Here's a basic tutorial concerning the function interception:
Intercepting System API Calls
You should look into what goes into Punkbuster, Valve Anti-Cheat, and some other anti-cheat stuff for some pointers.
Edit: What I mean is, look into how they do it; how they detect that stuff.
I don't know the technical details, but Intenet Chess Club's BlitzIn program seems to have integrated program switching detection.
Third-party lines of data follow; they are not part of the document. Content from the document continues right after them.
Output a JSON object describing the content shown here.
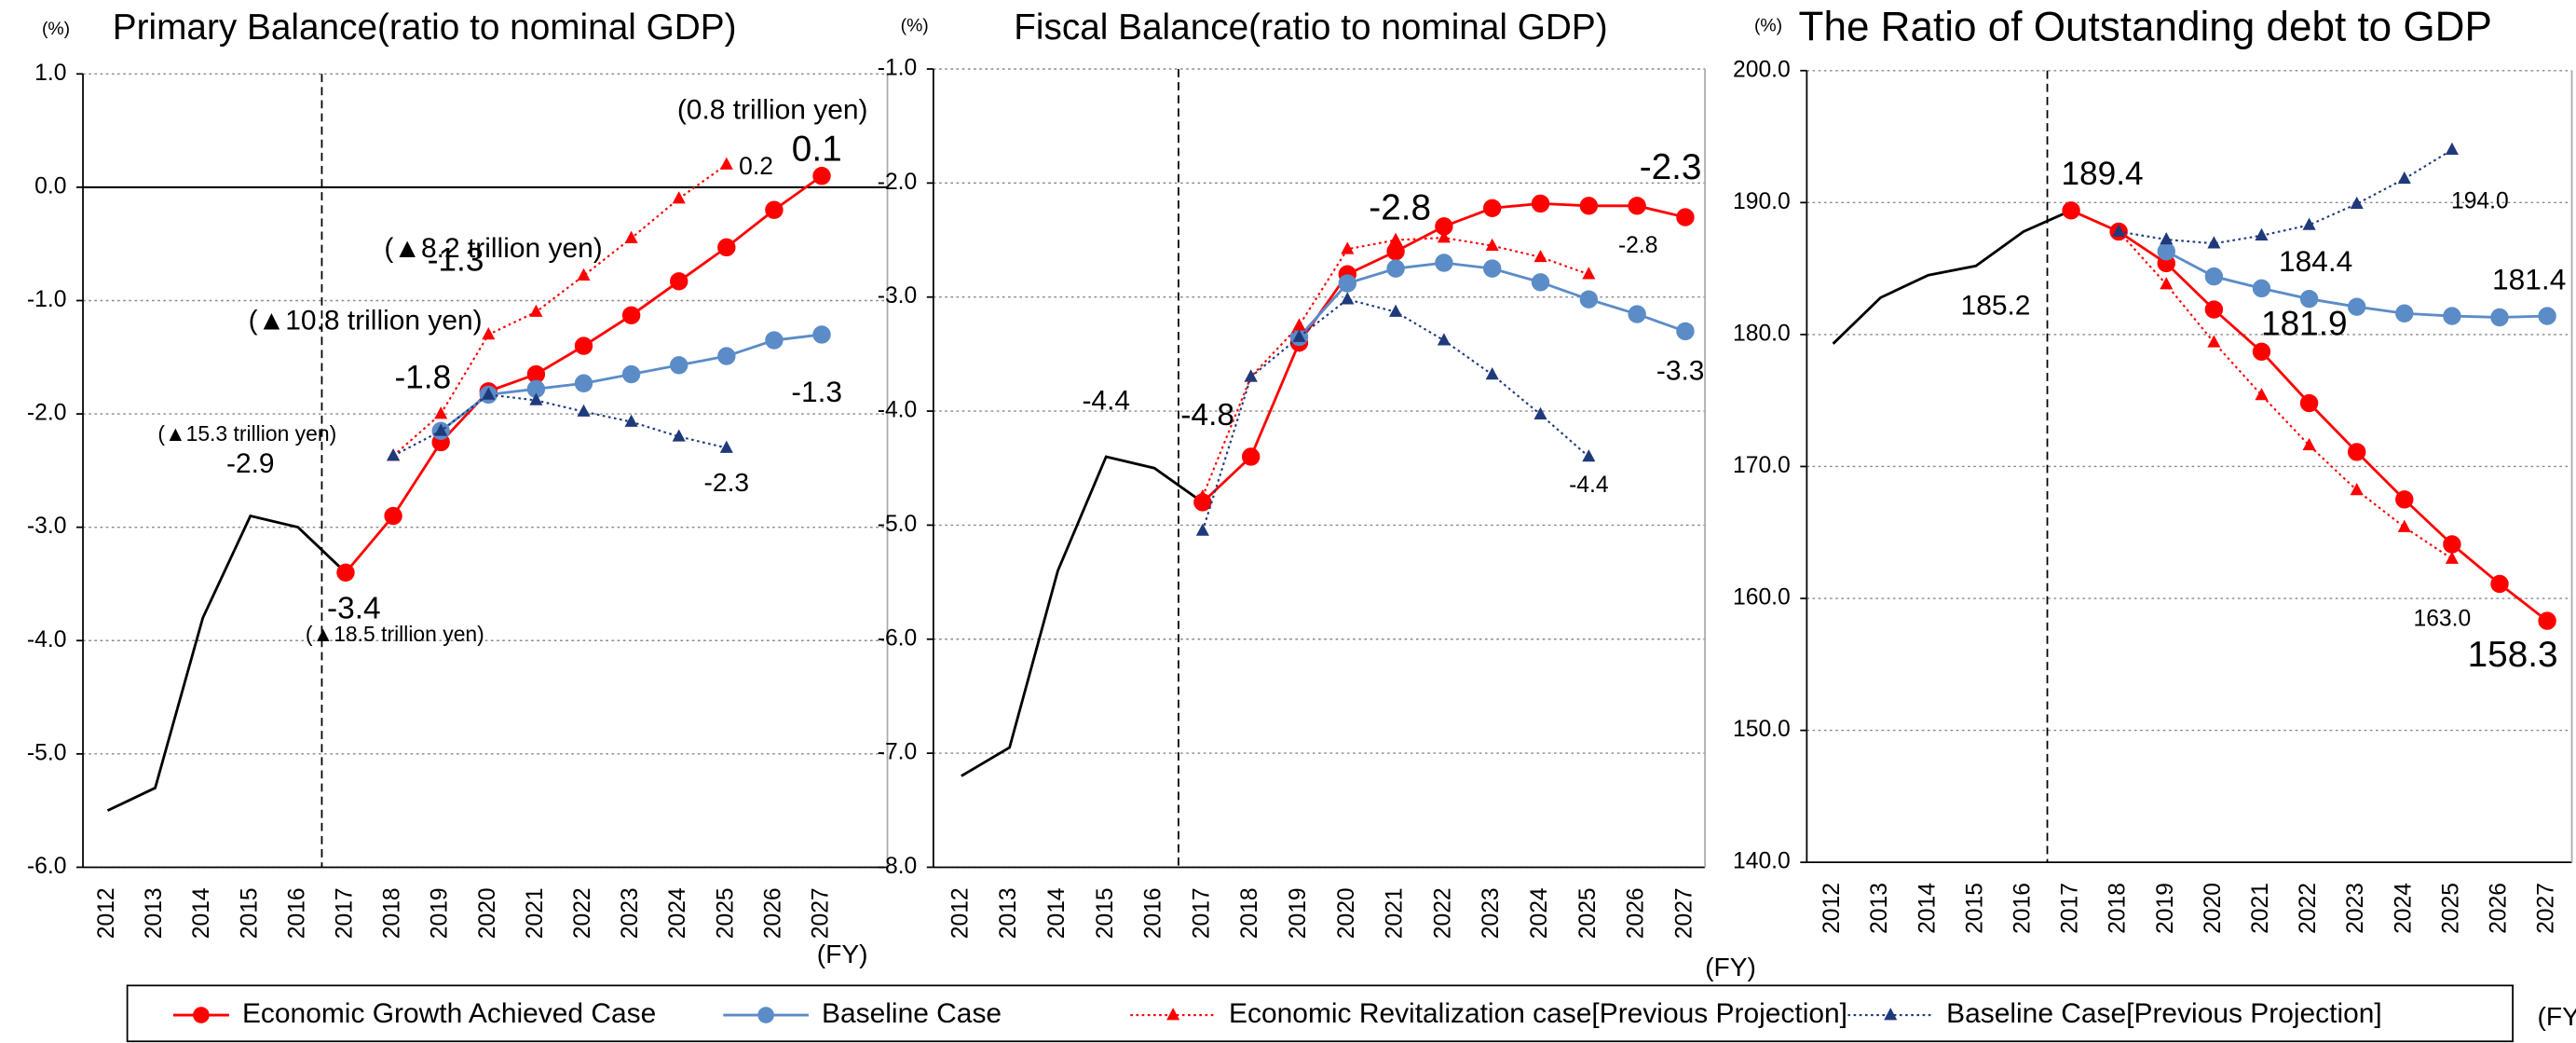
{
  "chart_data": [
    {
      "type": "line",
      "title": "Primary Balance(ratio to nominal GDP)",
      "ylabel": "(%)",
      "xlabel": "(FY)",
      "grid": true,
      "legend": "bottom",
      "categories": [
        "2012",
        "2013",
        "2014",
        "2015",
        "2016",
        "2017",
        "2018",
        "2019",
        "2020",
        "2021",
        "2022",
        "2023",
        "2024",
        "2025",
        "2026",
        "2027"
      ],
      "ylim": [
        -6,
        1
      ],
      "yticks": [
        {
          "value": -6,
          "label": "-6.0"
        },
        {
          "value": -5,
          "label": "-5.0"
        },
        {
          "value": -4,
          "label": "-4.0"
        },
        {
          "value": -3,
          "label": "-3.0"
        },
        {
          "value": -2,
          "label": "-2.0"
        },
        {
          "value": -1,
          "label": "-1.0"
        },
        {
          "value": 0,
          "label": "0.0"
        },
        {
          "value": 1,
          "label": "1.0"
        }
      ],
      "series": [
        {
          "color": "#000000",
          "marker": "none",
          "linestyle": "solid",
          "values": [
            -5.5,
            -5.3,
            -3.8,
            -2.9,
            -3.0,
            -3.4,
            null,
            null,
            null,
            null,
            null,
            null,
            null,
            null,
            null,
            null
          ],
          "value_labels": [
            null,
            null,
            null,
            "-2.9",
            null,
            null,
            null,
            null,
            null,
            null,
            null,
            null,
            null,
            null,
            null,
            null
          ]
        },
        {
          "name": "Economic Growth Achieved Case",
          "color": "#ff0000",
          "marker": "circle",
          "linestyle": "solid",
          "values": [
            null,
            null,
            null,
            null,
            null,
            -3.4,
            -2.9,
            -2.25,
            -1.8,
            -1.65,
            -1.4,
            -1.13,
            -0.83,
            -0.53,
            -0.2,
            0.1
          ],
          "value_labels": [
            null,
            null,
            null,
            null,
            null,
            "-3.4",
            null,
            null,
            "-1.8",
            null,
            null,
            null,
            null,
            null,
            null,
            "0.1"
          ]
        },
        {
          "name": "Baseline Case",
          "color": "#5b8cc8",
          "marker": "circle",
          "linestyle": "solid",
          "values": [
            null,
            null,
            null,
            null,
            null,
            null,
            null,
            -2.15,
            -1.83,
            -1.78,
            -1.73,
            -1.65,
            -1.57,
            -1.49,
            -1.35,
            -1.3
          ],
          "value_labels": [
            null,
            null,
            null,
            null,
            null,
            null,
            null,
            null,
            null,
            null,
            null,
            null,
            null,
            null,
            null,
            "-1.3"
          ]
        },
        {
          "name": "Economic Revitalization case[Previous Projection]",
          "color": "#ff0000",
          "marker": "triangle",
          "linestyle": "dotted",
          "values": [
            null,
            null,
            null,
            null,
            null,
            null,
            -2.37,
            -2.0,
            -1.3,
            -1.1,
            -0.78,
            -0.45,
            -0.1,
            0.2,
            null,
            null
          ],
          "value_labels": [
            null,
            null,
            null,
            null,
            null,
            null,
            null,
            null,
            "-1.3",
            null,
            null,
            null,
            null,
            "0.2",
            null,
            null
          ]
        },
        {
          "name": "Baseline Case[Previous Projection]",
          "color": "#1f3a7a",
          "marker": "triangle",
          "linestyle": "dotted",
          "values": [
            null,
            null,
            null,
            null,
            null,
            null,
            -2.37,
            -2.15,
            -1.83,
            -1.88,
            -1.98,
            -2.07,
            -2.2,
            -2.3,
            null,
            null
          ],
          "value_labels": [
            null,
            null,
            null,
            null,
            null,
            null,
            null,
            null,
            null,
            null,
            null,
            null,
            null,
            "-2.3",
            null,
            null
          ]
        }
      ],
      "annotations": [
        {
          "text": "(0.8 trillion yen)",
          "color": "#ff0000"
        },
        {
          "text": "(▲8.2 trillion yen)",
          "color": "#ff0000"
        },
        {
          "text": "(▲10.8 trillion yen)",
          "color": "#ff0000"
        },
        {
          "text": "(▲15.3 trillion yen)",
          "color": "#000000"
        },
        {
          "text": "(▲18.5 trillion yen)",
          "color": "#ff0000"
        }
      ]
    },
    {
      "type": "line",
      "title": "Fiscal Balance(ratio to nominal GDP)",
      "ylabel": "(%)",
      "xlabel": "(FY)",
      "grid": true,
      "categories": [
        "2012",
        "2013",
        "2014",
        "2015",
        "2016",
        "2017",
        "2018",
        "2019",
        "2020",
        "2021",
        "2022",
        "2023",
        "2024",
        "2025",
        "2026",
        "2027"
      ],
      "ylim": [
        -8,
        -1
      ],
      "yticks": [
        {
          "value": -8,
          "label": "-8.0"
        },
        {
          "value": -7,
          "label": "-7.0"
        },
        {
          "value": -6,
          "label": "-6.0"
        },
        {
          "value": -5,
          "label": "-5.0"
        },
        {
          "value": -4,
          "label": "-4.0"
        },
        {
          "value": -3,
          "label": "-3.0"
        },
        {
          "value": -2,
          "label": "-2.0"
        },
        {
          "value": -1,
          "label": "-1.0"
        }
      ],
      "series": [
        {
          "color": "#000000",
          "marker": "none",
          "linestyle": "solid",
          "values": [
            -7.2,
            -6.95,
            -5.4,
            -4.4,
            -4.5,
            -4.8,
            null,
            null,
            null,
            null,
            null,
            null,
            null,
            null,
            null,
            null
          ],
          "value_labels": [
            null,
            null,
            null,
            "-4.4",
            null,
            null,
            null,
            null,
            null,
            null,
            null,
            null,
            null,
            null,
            null,
            null
          ]
        },
        {
          "color": "#ff0000",
          "marker": "circle",
          "linestyle": "solid",
          "values": [
            null,
            null,
            null,
            null,
            null,
            -4.8,
            -4.4,
            -3.4,
            -2.8,
            -2.6,
            -2.38,
            -2.22,
            -2.18,
            -2.2,
            -2.2,
            -2.3
          ],
          "value_labels": [
            null,
            null,
            null,
            null,
            null,
            "-4.8",
            null,
            null,
            "-2.8",
            null,
            null,
            null,
            null,
            null,
            null,
            "-2.3"
          ]
        },
        {
          "color": "#5b8cc8",
          "marker": "circle",
          "linestyle": "solid",
          "values": [
            null,
            null,
            null,
            null,
            null,
            null,
            null,
            -3.35,
            -2.88,
            -2.75,
            -2.7,
            -2.75,
            -2.87,
            -3.02,
            -3.15,
            -3.3
          ],
          "value_labels": [
            null,
            null,
            null,
            null,
            null,
            null,
            null,
            null,
            null,
            null,
            null,
            null,
            null,
            null,
            null,
            "-3.3"
          ]
        },
        {
          "color": "#ff0000",
          "marker": "triangle",
          "linestyle": "dotted",
          "values": [
            null,
            null,
            null,
            null,
            null,
            -4.75,
            -3.7,
            -3.25,
            -2.58,
            -2.5,
            -2.48,
            -2.55,
            -2.65,
            -2.8,
            null,
            null
          ],
          "value_labels": [
            null,
            null,
            null,
            null,
            null,
            null,
            null,
            null,
            null,
            null,
            null,
            null,
            null,
            "-2.8",
            null,
            null
          ]
        },
        {
          "color": "#1f3a7a",
          "marker": "triangle",
          "linestyle": "dotted",
          "values": [
            null,
            null,
            null,
            null,
            null,
            -5.05,
            -3.7,
            -3.35,
            -3.02,
            -3.13,
            -3.38,
            -3.68,
            -4.03,
            -4.4,
            null,
            null
          ],
          "value_labels": [
            null,
            null,
            null,
            null,
            null,
            null,
            null,
            null,
            null,
            null,
            null,
            null,
            null,
            "-4.4",
            null,
            null
          ]
        }
      ]
    },
    {
      "type": "line",
      "title": "The Ratio of Outstanding debt to GDP",
      "ylabel": "(%)",
      "xlabel": "(FY)",
      "grid": true,
      "categories": [
        "2012",
        "2013",
        "2014",
        "2015",
        "2016",
        "2017",
        "2018",
        "2019",
        "2020",
        "2021",
        "2022",
        "2023",
        "2024",
        "2025",
        "2026",
        "2027"
      ],
      "ylim": [
        140,
        200
      ],
      "yticks": [
        {
          "value": 140,
          "label": "140.0"
        },
        {
          "value": 150,
          "label": "150.0"
        },
        {
          "value": 160,
          "label": "160.0"
        },
        {
          "value": 170,
          "label": "170.0"
        },
        {
          "value": 180,
          "label": "180.0"
        },
        {
          "value": 190,
          "label": "190.0"
        },
        {
          "value": 200,
          "label": "200.0"
        }
      ],
      "series": [
        {
          "color": "#000000",
          "marker": "none",
          "linestyle": "solid",
          "values": [
            179.3,
            182.8,
            184.5,
            185.2,
            187.8,
            189.4,
            null,
            null,
            null,
            null,
            null,
            null,
            null,
            null,
            null,
            null
          ],
          "value_labels": [
            null,
            null,
            null,
            "185.2",
            null,
            null,
            null,
            null,
            null,
            null,
            null,
            null,
            null,
            null,
            null,
            null
          ]
        },
        {
          "color": "#ff0000",
          "marker": "circle",
          "linestyle": "solid",
          "values": [
            null,
            null,
            null,
            null,
            null,
            189.4,
            187.8,
            185.4,
            181.9,
            178.7,
            174.8,
            171.1,
            167.5,
            164.1,
            161.1,
            158.3
          ],
          "value_labels": [
            null,
            null,
            null,
            null,
            null,
            "189.4",
            null,
            null,
            "181.9",
            null,
            null,
            null,
            null,
            null,
            null,
            "158.3"
          ]
        },
        {
          "color": "#5b8cc8",
          "marker": "circle",
          "linestyle": "solid",
          "values": [
            null,
            null,
            null,
            null,
            null,
            null,
            null,
            186.3,
            184.4,
            183.5,
            182.7,
            182.1,
            181.6,
            181.4,
            181.3,
            181.4
          ],
          "value_labels": [
            null,
            null,
            null,
            null,
            null,
            null,
            null,
            null,
            "184.4",
            null,
            null,
            null,
            null,
            null,
            null,
            "181.4"
          ]
        },
        {
          "color": "#ff0000",
          "marker": "triangle",
          "linestyle": "dotted",
          "values": [
            null,
            null,
            null,
            null,
            null,
            null,
            187.8,
            183.8,
            179.4,
            175.4,
            171.6,
            168.2,
            165.4,
            163.0,
            null,
            null
          ],
          "value_labels": [
            null,
            null,
            null,
            null,
            null,
            null,
            null,
            null,
            null,
            null,
            null,
            null,
            null,
            "163.0",
            null,
            null
          ]
        },
        {
          "color": "#1f3a7a",
          "marker": "triangle",
          "linestyle": "dotted",
          "values": [
            null,
            null,
            null,
            null,
            null,
            null,
            187.8,
            187.2,
            186.9,
            187.5,
            188.3,
            189.9,
            191.8,
            194.0,
            null,
            null
          ],
          "value_labels": [
            null,
            null,
            null,
            null,
            null,
            null,
            null,
            null,
            null,
            null,
            null,
            null,
            null,
            "194.0",
            null,
            null
          ]
        }
      ]
    }
  ]
}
That's of course for detecting people running a chess engine on the side and not directly applicable to your case, but you may be able to extrapolate the apporach to something like if process X takes more than Z% CPU time the next Y cycles, it's probably a bot running.
That in addition to a "you must not run anything else while playing the game to be eligible for prizes" as part of the contest rules might work.
Also, a draconian "we might decide in any time for any reason that you have been using a bot and disqualify you" rule also helps with the heuristic approach above (used in prized ICC chess tournaments).
All these questions are easily solved by the rule 1 above:
* how to detect if another application makes periodical screenshots?
* how to detect if another application scans our process memory?
* what are good ways to determine whether user input (mouse movement, keyboard input) is human-generated and not automated?
* is it possible to detect if another application requests informations about controls in our application (position of controls etc)?
I think a good way to make harder the problem to the crackers is to have the only authoritative copies of the game state in your servers, only sending to and receiving updates from the clients, that way you can embed in the communication protocol itself client validation (that it hasn't been cracked and thus the detection rules are still in place). That, and actively monitoring for new weird behavior found might get you close to where you want to be.